Speaking of bowel treatments brings to mind the nature of the facilities in these national forest campgrounds for some of our necessary functions. Do you remember when you were young and you had an inability to accurately assess what size space you could potentially fall through; like on a board bridge with cracks between the boards; and you only hesitantly, with great trepidation, perhaps
holding someone’s hand, could cross such a perilous passage? Well, this is the way it is in these campground facilities. They have these pits with tops on them. Once the top is raised, there is nothing to keep you from falling through. You’re supposed to sit down on this and relax. This is hard enough to do if you had that childhood assessment problem but impossible if you saw the movie, Slum Dog Millionaire. The best solution is to not go in these little buildings and, instead, stay dehydrated, and when you get to a town large enough to have a German Madame, get a colon evacuation. If she has a whip, she can do double duty since this is a trip for masochists. Spares you, too, the saturation of your clothing by the smell of mountain pine scent that emits from all those little hanging paper pine trees the forest service puts in these facilities to spare attendees a full experience of our humanity.

And while I’m on the camping experience, I would like to talk of that wonderful thing - the sleeping pad.

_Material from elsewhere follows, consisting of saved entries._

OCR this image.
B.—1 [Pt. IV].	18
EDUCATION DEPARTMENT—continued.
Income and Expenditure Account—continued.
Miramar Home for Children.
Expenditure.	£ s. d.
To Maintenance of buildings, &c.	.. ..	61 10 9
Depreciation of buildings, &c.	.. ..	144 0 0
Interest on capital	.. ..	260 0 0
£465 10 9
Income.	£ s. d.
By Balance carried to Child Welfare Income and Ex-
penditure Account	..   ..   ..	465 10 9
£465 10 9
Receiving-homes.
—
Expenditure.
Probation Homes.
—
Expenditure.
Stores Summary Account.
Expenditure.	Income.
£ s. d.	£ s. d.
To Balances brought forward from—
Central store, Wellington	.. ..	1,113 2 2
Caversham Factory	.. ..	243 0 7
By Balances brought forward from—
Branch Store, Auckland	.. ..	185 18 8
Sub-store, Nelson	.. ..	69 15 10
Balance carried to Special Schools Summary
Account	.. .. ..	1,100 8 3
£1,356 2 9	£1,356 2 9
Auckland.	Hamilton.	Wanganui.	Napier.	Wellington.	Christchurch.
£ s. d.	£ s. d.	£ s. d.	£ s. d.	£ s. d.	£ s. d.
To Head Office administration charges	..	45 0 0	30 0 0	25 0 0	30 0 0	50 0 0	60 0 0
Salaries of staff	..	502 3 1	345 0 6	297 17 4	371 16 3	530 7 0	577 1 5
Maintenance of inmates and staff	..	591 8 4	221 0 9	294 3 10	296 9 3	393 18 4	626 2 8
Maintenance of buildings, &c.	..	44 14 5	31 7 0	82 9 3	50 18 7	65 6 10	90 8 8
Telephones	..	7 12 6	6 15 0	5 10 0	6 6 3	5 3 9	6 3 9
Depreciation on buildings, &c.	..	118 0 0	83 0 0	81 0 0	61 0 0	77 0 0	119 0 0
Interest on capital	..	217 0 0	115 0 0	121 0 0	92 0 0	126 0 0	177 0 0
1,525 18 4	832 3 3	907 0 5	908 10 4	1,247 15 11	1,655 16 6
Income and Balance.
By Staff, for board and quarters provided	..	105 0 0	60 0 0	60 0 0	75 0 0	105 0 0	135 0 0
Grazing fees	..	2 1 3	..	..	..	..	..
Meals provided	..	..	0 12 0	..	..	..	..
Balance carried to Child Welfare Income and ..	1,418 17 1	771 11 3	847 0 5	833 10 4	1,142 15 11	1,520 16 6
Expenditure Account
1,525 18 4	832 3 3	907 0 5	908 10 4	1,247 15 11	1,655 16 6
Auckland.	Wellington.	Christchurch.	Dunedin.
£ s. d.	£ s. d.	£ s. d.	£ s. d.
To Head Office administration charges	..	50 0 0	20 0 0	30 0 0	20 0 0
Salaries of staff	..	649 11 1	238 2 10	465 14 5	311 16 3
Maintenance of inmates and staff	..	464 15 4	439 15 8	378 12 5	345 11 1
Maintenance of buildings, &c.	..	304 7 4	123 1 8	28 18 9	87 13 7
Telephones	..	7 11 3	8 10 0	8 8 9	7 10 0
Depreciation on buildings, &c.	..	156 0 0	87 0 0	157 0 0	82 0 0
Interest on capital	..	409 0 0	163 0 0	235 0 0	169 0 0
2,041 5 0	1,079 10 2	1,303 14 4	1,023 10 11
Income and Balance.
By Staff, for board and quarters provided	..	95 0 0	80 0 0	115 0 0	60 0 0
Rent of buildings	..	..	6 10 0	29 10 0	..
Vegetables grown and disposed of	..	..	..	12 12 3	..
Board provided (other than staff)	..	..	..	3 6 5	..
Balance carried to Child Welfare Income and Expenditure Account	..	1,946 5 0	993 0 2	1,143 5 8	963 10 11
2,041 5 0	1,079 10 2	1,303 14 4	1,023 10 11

This is a one-inch thick device that inflates with the help of breath. When you have some, you blow whatever air and bacteria you can muster into a little crevice that screws tight, then lay it in your tent. It is a lot like the yogi’s nail bed and serves the same function - to sever you from your preoccupation with you and to advance your efforts to accept round-the-clock discomfort so you can finally give up on this plane of existence, your personal significance in the scheme of things and find bliss while stuck on this planet.

Those who sell these things don’t alert you to this truth because there is no truth in advertising, and it might cut into sales if there were. The good news is that since you can’t sleep because of the developing bed sores, you have more time to contemplate the exquisite and equally educational pain of the next morning’s hill climbs. All’s well that end well.

News Bulletin: David lost his tooth - third time now. Is he becoming immune to Super Glue? Is his body rejecting his tooth? Are there larger forces at work here? Was it something in that beer that dissolved the glue? So many unknowns, so little time, so little interest in the truth among the people, so much certainty unwarranted, so much constricting sameness, so much bullshit here and elsewhere.

Lake Koocanusa, the banks of which we camp, is the damed Kootenai River that begins in Canada, comes to the US, then back to Canada - hence, the name. It’s full of landlocked salmon - the coho, highly priced by those near and far. The limit is 50 fish a day, possession 100. People smoke and can them. “Sweet red meat - best you ever had” - told to us by a man in our campground without an accompanying invite to dinner. Salmon interrupticus. When you’re eating Dave’s nutrition-free cuisine, a mischance like that is as painful as the prospect of a long climb. The guy was not from the south, apparently. This lake is 90 miles long. We’ve seen a lot more -osprey than boats on it.